Long-term stress can lead to high blood pressure. Deep breathing, meditation, and yoga are all relaxation practices that can help decrease stress and lower blood pressure.

7) Medication 

Medication may be used in some circumstances to help individuals who have elevated blood pressure reduce their blood pressure. The type of medicine administered will be determined by some criteria, including the severity of hypertension, the existence of other medical disorders, and the individual's preferences.

Angiotensin-converting enzyme inhibitors (ACE inhibitors), angiotensin receptor blockers (ARBs), beta-blockers, calcium channel blockers, and diuretics are some of the most often used medications to treat hypertension. (Disclaimer: Medications to be taken under medical professional guidance.)

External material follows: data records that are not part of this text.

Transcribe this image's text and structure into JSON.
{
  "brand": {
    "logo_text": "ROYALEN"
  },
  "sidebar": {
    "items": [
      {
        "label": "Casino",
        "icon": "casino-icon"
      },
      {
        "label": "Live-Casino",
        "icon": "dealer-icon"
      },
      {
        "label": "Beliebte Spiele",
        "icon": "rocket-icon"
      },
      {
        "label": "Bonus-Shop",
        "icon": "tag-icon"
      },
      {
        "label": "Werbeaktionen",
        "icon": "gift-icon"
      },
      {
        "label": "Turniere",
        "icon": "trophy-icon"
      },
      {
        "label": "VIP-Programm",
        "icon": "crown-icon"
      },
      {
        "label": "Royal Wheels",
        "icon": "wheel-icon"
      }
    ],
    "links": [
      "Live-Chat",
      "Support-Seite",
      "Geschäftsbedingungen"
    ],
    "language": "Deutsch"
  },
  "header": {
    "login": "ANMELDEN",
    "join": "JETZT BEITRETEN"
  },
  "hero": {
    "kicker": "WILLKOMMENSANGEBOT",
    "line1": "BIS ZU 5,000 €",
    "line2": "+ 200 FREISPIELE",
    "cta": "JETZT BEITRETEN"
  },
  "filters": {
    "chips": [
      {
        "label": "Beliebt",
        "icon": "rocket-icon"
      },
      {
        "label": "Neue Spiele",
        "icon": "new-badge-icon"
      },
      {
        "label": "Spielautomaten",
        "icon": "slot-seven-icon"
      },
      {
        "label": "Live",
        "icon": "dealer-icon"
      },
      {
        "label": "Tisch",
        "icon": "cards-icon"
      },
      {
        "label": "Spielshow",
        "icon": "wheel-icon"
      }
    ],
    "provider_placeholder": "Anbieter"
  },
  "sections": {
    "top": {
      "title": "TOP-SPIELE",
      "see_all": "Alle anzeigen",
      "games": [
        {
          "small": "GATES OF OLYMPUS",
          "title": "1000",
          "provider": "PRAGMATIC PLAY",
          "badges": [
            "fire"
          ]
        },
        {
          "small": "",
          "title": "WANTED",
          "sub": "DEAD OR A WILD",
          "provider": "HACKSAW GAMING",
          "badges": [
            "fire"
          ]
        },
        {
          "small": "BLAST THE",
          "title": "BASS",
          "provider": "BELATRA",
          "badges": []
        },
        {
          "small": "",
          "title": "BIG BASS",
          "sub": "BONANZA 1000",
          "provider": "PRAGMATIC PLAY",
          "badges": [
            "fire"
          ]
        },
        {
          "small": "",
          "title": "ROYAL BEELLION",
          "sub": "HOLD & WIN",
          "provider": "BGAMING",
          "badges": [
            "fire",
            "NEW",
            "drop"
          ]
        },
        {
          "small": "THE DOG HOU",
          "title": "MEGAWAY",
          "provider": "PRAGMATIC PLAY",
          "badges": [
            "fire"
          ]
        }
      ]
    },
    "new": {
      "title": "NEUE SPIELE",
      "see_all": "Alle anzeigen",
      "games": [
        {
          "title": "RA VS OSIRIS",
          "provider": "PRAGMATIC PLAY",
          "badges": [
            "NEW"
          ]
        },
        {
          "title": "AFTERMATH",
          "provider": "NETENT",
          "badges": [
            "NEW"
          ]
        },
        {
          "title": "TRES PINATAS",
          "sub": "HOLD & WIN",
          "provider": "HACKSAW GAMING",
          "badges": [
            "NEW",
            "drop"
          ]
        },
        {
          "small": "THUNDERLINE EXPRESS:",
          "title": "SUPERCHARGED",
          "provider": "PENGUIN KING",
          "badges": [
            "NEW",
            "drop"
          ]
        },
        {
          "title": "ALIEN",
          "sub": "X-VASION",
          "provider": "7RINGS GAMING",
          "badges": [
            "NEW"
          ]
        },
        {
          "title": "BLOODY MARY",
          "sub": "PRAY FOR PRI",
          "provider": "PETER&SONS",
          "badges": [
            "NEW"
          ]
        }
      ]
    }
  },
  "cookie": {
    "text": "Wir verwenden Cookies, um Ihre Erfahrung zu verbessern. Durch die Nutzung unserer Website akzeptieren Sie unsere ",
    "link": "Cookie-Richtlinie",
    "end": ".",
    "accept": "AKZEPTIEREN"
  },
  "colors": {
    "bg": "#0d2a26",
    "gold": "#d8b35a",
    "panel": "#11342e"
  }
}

Elevated hypertension, also known as prehypertension, is a state in which blood pressure is higher than usual but not yet high enough to be classed as hypertension. Elevated hypertension should be taken seriously, and lifestyle adjustments should be implemented to assist decrease blood pressure and avoid the development of full-blown hypertension. 

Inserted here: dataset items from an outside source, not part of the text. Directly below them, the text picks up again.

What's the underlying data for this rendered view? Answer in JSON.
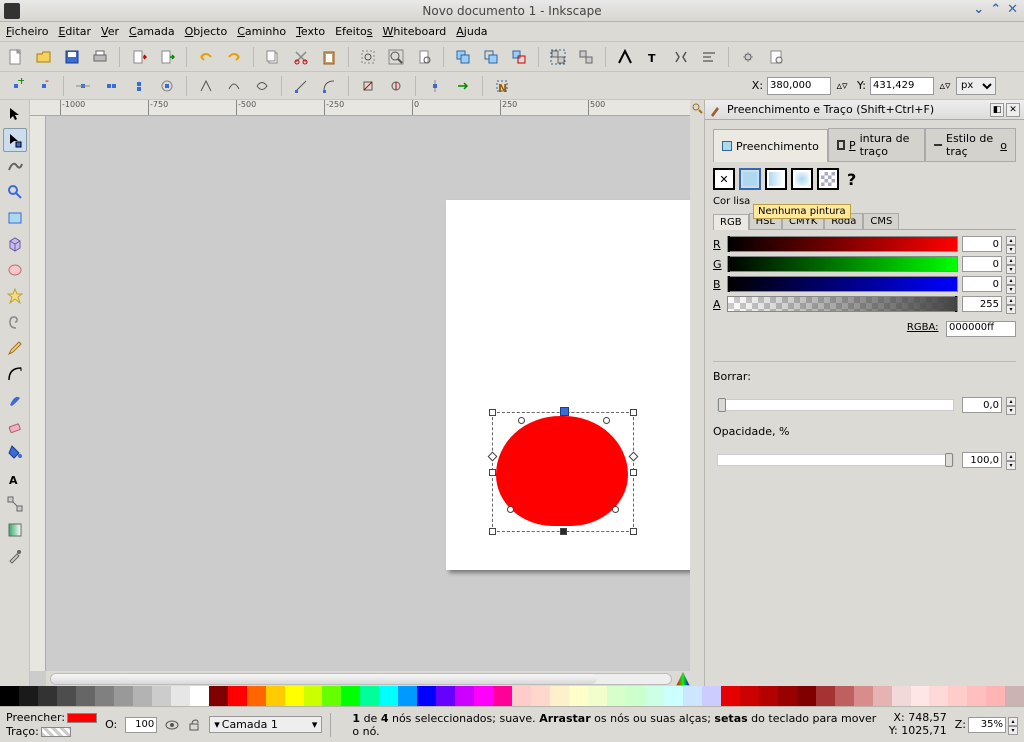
{
  "title": "Novo documento 1 - Inkscape",
  "menu": {
    "ficheiro": "Ficheiro",
    "editar": "Editar",
    "ver": "Ver",
    "camada": "Camada",
    "objecto": "Objecto",
    "caminho": "Caminho",
    "texto": "Texto",
    "efeitos": "Efeitos",
    "whiteboard": "Whiteboard",
    "ajuda": "Ajuda"
  },
  "ruler": {
    "ticks": [
      "-1000",
      "-750",
      "-500",
      "-250",
      "0",
      "250",
      "500"
    ]
  },
  "coords_toolbar": {
    "x_label": "X:",
    "x_value": "380,000",
    "y_label": "Y:",
    "y_value": "431,429",
    "unit": "px"
  },
  "dock": {
    "title": "Preenchimento e Traço (Shift+Ctrl+F)",
    "tabs": {
      "fill": "Preenchimento",
      "stroke_paint": "Pintura de traço",
      "stroke_style": "Estilo de traço"
    },
    "flat_label": "Cor lisa",
    "tooltip": "Nenhuma pintura",
    "color_tabs": {
      "rgb": "RGB",
      "hsl": "HSL",
      "cmyk": "CMYK",
      "wheel": "Roda",
      "cms": "CMS"
    },
    "channels": {
      "r": {
        "label": "R",
        "value": "0"
      },
      "g": {
        "label": "G",
        "value": "0"
      },
      "b": {
        "label": "B",
        "value": "0"
      },
      "a": {
        "label": "A",
        "value": "255"
      }
    },
    "rgba_label": "RGBA:",
    "rgba_value": "000000ff",
    "blur_label": "Borrar:",
    "blur_value": "0,0",
    "opacity_label": "Opacidade, %",
    "opacity_value": "100,0"
  },
  "palette": [
    "#000000",
    "#1a1a1a",
    "#333333",
    "#4d4d4d",
    "#666666",
    "#808080",
    "#999999",
    "#b3b3b3",
    "#cccccc",
    "#e6e6e6",
    "#ffffff",
    "#800000",
    "#ff0000",
    "#ff6600",
    "#ffcc00",
    "#ffff00",
    "#ccff00",
    "#66ff00",
    "#00ff00",
    "#00ff99",
    "#00ffff",
    "#0099ff",
    "#0000ff",
    "#6600ff",
    "#cc00ff",
    "#ff00ff",
    "#ff0099",
    "#ffcccc",
    "#ffd7cc",
    "#fff0cc",
    "#ffffcc",
    "#f0ffcc",
    "#d7ffcc",
    "#ccffcc",
    "#ccffe6",
    "#ccffff",
    "#cce6ff",
    "#ccccff",
    "#e60000",
    "#cc0000",
    "#b30000",
    "#990000",
    "#800000",
    "#a63333",
    "#bf6060",
    "#d98c8c",
    "#e6b3b3",
    "#f2d9d9",
    "#ffe6e6",
    "#ffd9d9",
    "#ffcccc",
    "#ffbfbf",
    "#ffb3b3",
    "#ccb3b3"
  ],
  "status": {
    "fill_label": "Preencher:",
    "fill_color": "#ff0000",
    "stroke_label": "Traço:",
    "opacity_label": "O:",
    "opacity_value": "100",
    "layer_name": "Camada 1",
    "msg_1": "1",
    "msg_de": "de",
    "msg_4": "4",
    "msg_text1": "nós seleccionados; suave.",
    "msg_arrastar": "Arrastar",
    "msg_text2": "os nós ou suas alças;",
    "msg_setas": "setas",
    "msg_text3": "do teclado para mover o nó.",
    "coord_x_lab": "X:",
    "coord_x": "748,57",
    "coord_y_lab": "Y:",
    "coord_y": "1025,71",
    "zoom_label": "Z:",
    "zoom_value": "35%"
  }
}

Medication may be required in some circumstances to help reduce blood pressure. It is critical to collaborate with a healthcare professional to select the optimal course of therapy and to adhere to the treatment plan as prescribed. Regular check-ups are also necessary to monitor blood pressure and keep it under control.

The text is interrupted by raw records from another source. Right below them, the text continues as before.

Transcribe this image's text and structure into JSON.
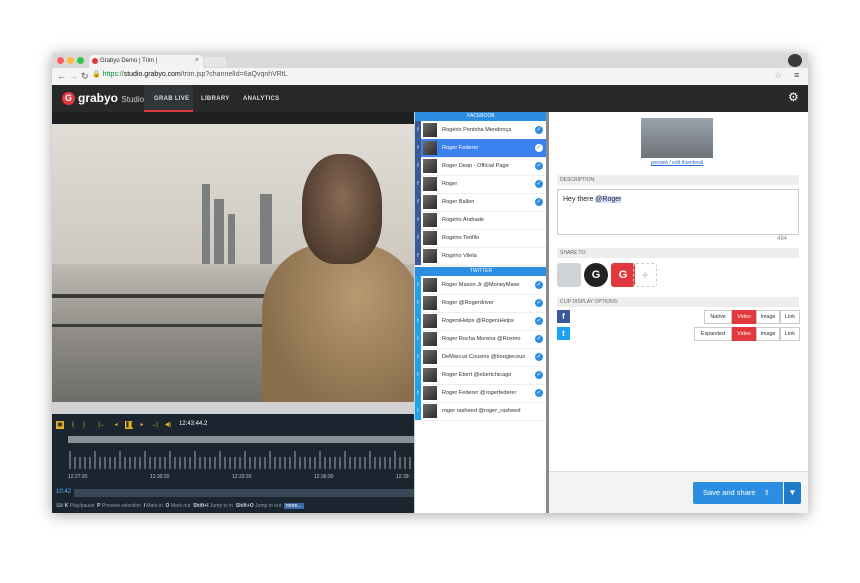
{
  "browser": {
    "tab_title": "Grabyo Demo | Trim |",
    "url_scheme": "https://",
    "url_host": "studio.grabyo.com",
    "url_path": "/trim.jsp?channelId=6aQvqnhVRtL"
  },
  "app": {
    "brand": "grabyo",
    "brand_suffix": "Studio",
    "nav": [
      "GRAB LIVE",
      "LIBRARY",
      "ANALYTICS"
    ],
    "active_nav": "GRAB LIVE"
  },
  "timeline": {
    "timecode": "12:43:44.2",
    "tick_labels": [
      "12:27:20",
      "12:30:20",
      "12:33:20",
      "12:36:20",
      "12:39:"
    ],
    "current_time": "10:42",
    "hints": [
      {
        "key": "K",
        "text": "Play/pause"
      },
      {
        "key": "P",
        "text": "Preview selection"
      },
      {
        "key": "I",
        "text": "Mark in"
      },
      {
        "key": "O",
        "text": "Mark out"
      },
      {
        "key": "Shift+I",
        "text": "Jump to in"
      },
      {
        "key": "Shift+O",
        "text": "Jump to out"
      }
    ],
    "more": "more..."
  },
  "lists": {
    "facebook_header": "FACEBOOK",
    "twitter_header": "TWITTER",
    "facebook": [
      "Rogério Peninha Mendonça",
      "Roger Federer",
      "Roger Dean - Official Page",
      "Roger",
      "Roger Ballen",
      "Rogério Andrade",
      "Rogério Teófilo",
      "Rogério Vilela"
    ],
    "twitter": [
      "Roger Mason Jr @MoneyMase",
      "Roger @Rogerdriver",
      "RogersHelps @RogersHelps",
      "Roger Rocha Moreira @Roxmo",
      "DeMarcus Cousins @boogiecous",
      "Roger Ebert @ebertchicago",
      "Roger Federer @rogerfederer",
      "roger rasheed @roger_rasheed"
    ]
  },
  "panel": {
    "thumbnail_link": "preview / edit thumbnail",
    "description_label": "DESCRIPTION:",
    "description_prefix": "Hey there ",
    "description_mention": "@Roger",
    "char_count": "484",
    "share_label": "SHARE TO:",
    "clip_label": "CLIP DISPLAY OPTIONS:",
    "facebook_options": [
      "Native",
      "Video",
      "Image",
      "Link"
    ],
    "twitter_options": [
      "Expanded",
      "Video",
      "Image",
      "Link"
    ],
    "save_button": "Save and share"
  },
  "colors": {
    "accent_red": "#e1383e",
    "facebook_blue": "#3b5998",
    "twitter_blue": "#1da1f2",
    "primary_blue": "#2c8ee0"
  }
}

1. How do you feel when your blood pressure is elevated?

When your blood pressure is elevated, you usually don't feel it. Blood pressure is a measurement of the force of blood on the artery walls as the heart circulates it throughout the body. Most people have no symptoms when their blood pressure is raised. 

As a result, it is frequently referred to as a "silent killer." Over time, high blood pressure can harm the blood vessels, heart, and other organs, although there may be no evident signs until significant consequences arise. 

That is why it is critical to have regular blood pressure checks and engage with a healthcare practitioner to control hypertension and lower the risk of major health problems.

2. What should I do if my blood pressure is elevated?

Here are some important actions to take if your blood pressure is high:

  • Maintain a healthy lifestyle that includes a nutritious diet, frequent exercise, and stress management.
  • Take your medication exactly as directed by your doctor.
  • Maintain frequent check-ups with your healthcare practitioner to monitor and regulate your blood pressure.
  • Make any further lifestyle modifications or medication adjustments indicated by your healthcare physician.

3. What is stroke level blood pressure?

A stroke is a medical emergency that happens when the blood flow to the brain is interrupted, resulting in the death of brain cells. Hypertension, or high blood pressure, is a key risk factor for stroke. Stroke level blood pressure is a phrase used to denote extremely high blood pressure that can increase the risk of stroke. It is crucial to remember, however, that there is no such thing as a "stroke level" of blood pressure.


This website's content is provided only for educational reasons and is not meant to be a replacement for professional medical advice. Due to individual differences, the reader should contact their physician to decide whether the material is applicable to their case.